The only requirement for staying at the shelter is a daily chore and residents mostly do them at the same time. The most interaction between us occurs then since we need to say things to each other like, “Oh, excuse me,” and “Careful, the floor is wet,” and “Do you need help with that?” It is a peculiar sort of cloister, indeed.


Things are not good at night. Curfew or not, all of us are dealing with our own personal pain, trauma, and demons. Some seem intent on keeping everyone around them awake. One woman often rambles expletive-filled diatribes. Some retreat to the restroom to run the loud plumbing for hours or until the staff discovers their transgression and shuts it off. Sometimes when it is silent, the reality of living in a shelter, away from my children, is even harder to cope with.

Clients have the luxury of a fire escape with a table big enough for two people to sit so I play solitaire sometimes. One of the elderly residents and I share our stories, kind of. She too, is a survivor of domestic violence, or so she claims. At dusk, we watch the lights on the planes descend as they arrive at San Jose Mineta International Airport.


For me, by God’s grace, mornings are filled with a sense of starting over, even though they come far too quickly, and now, as fall begins, they start in the pitch-black dark. Breakfast and all the meals are always terrible, at least for someone like me who has lived with the privilege of milk and fresh fruit available. That is not the case in the shelter. I was unaware of a food shortage before I was homeless; I assumed there was plenty of food for everyone. I make it a point to leave the shelter early in the morning. I am still not sure why I do this.

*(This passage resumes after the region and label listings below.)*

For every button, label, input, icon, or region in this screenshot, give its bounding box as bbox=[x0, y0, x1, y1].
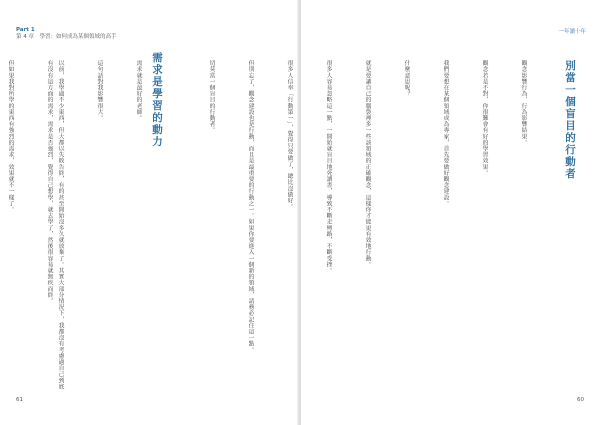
paragraph: 我們要想在某個領域成為專家，首先要做好觀念建設。 bbox=[442, 60, 448, 207]
paragraph: 切莫當一個盲目的行動者。 bbox=[208, 60, 214, 134]
paragraph: 以前，我學過不少東西，但大都以失敗告終，有的甚至開始沒多久就放棄了。其實大部分情況下，我都沒有考慮過自己到底有沒有這方面的需求，需求是否強烈，覺得自己想學，就去學了，然後很容易就無疾而終。 bbox=[46, 60, 63, 390]
paragraph: 就是要讓自己的腦袋裡多一些該領域的正確觀念，這樣你才能更有效地行動。 bbox=[364, 60, 370, 268]
right-running-head: 一年讀十年 bbox=[558, 29, 586, 35]
left-body-text bbox=[7, 60, 165, 390]
paragraph: 這句話對我影響很大。 bbox=[96, 60, 102, 121]
right-page bbox=[208, 0, 600, 425]
paragraph: 很多人信奉「行動第一」，覺得只要做了，總比沒做好。 bbox=[286, 60, 292, 210]
chapter-title: 第 4 章 學習：如何成為某個領域的高手 bbox=[16, 34, 117, 41]
paragraph: 需求就是最好的老師。 bbox=[135, 60, 141, 121]
paragraph: 但別忘了，觀念建設也是行動，而且是最重要的行動之一。如果你要進入一個新的領域，請務必記住這一點。 bbox=[247, 60, 253, 353]
paragraph: 但如果我對所學的東西有強烈的需求，效果就不一樣了。 bbox=[7, 60, 13, 213]
paragraph: 什麼意思呢？ bbox=[403, 60, 409, 97]
paragraph: 很多人容易忽略這一點，一開始就盲目地死讀書，導致不斷走彎路，不斷受挫。 bbox=[325, 60, 331, 274]
paragraph: 觀念影響行為，行為影響結果。 bbox=[520, 60, 526, 146]
part-label: Part 1 bbox=[16, 27, 35, 33]
right-body-text bbox=[208, 60, 550, 390]
section-heading-left: 需求是學習的動力 bbox=[151, 52, 163, 148]
left-running-head bbox=[16, 27, 117, 42]
section-heading-right: 別當一個盲目的行動者 bbox=[564, 60, 576, 180]
right-page-number: 60 bbox=[577, 397, 584, 403]
left-page-number: 61 bbox=[16, 397, 23, 403]
paragraph: 觀念若是不對，你很難會有好的學習效果。 bbox=[481, 60, 487, 176]
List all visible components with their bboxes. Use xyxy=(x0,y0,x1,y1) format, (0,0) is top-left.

"Sometimes when it is silent, the reality of living in a shelter, away from my children, is even harder to cope with."

Around a week ago, I attended morning mass at St. John Vianney. I love worshiping in the older San Jose churches. As a newly homeless person, being in a place of history is something I am growing to appreciate more; it helps me feel I am a part of that greater Church history as a Catholic, and that I am not the sum of my own sad history.

During the kiss of peace, I gesture to the strangers in the pews. I pray for the women at the shelter, and my own circumstances. At some point I always become deeply aware of how impossible it is to tell by my appearance that I am homeless. It is a good lesson that we never truly know what crosses our fellow mass-goers are carrying.

That at mass we come together as fellow sufferers, and there, in God’s house, we are never without shelter.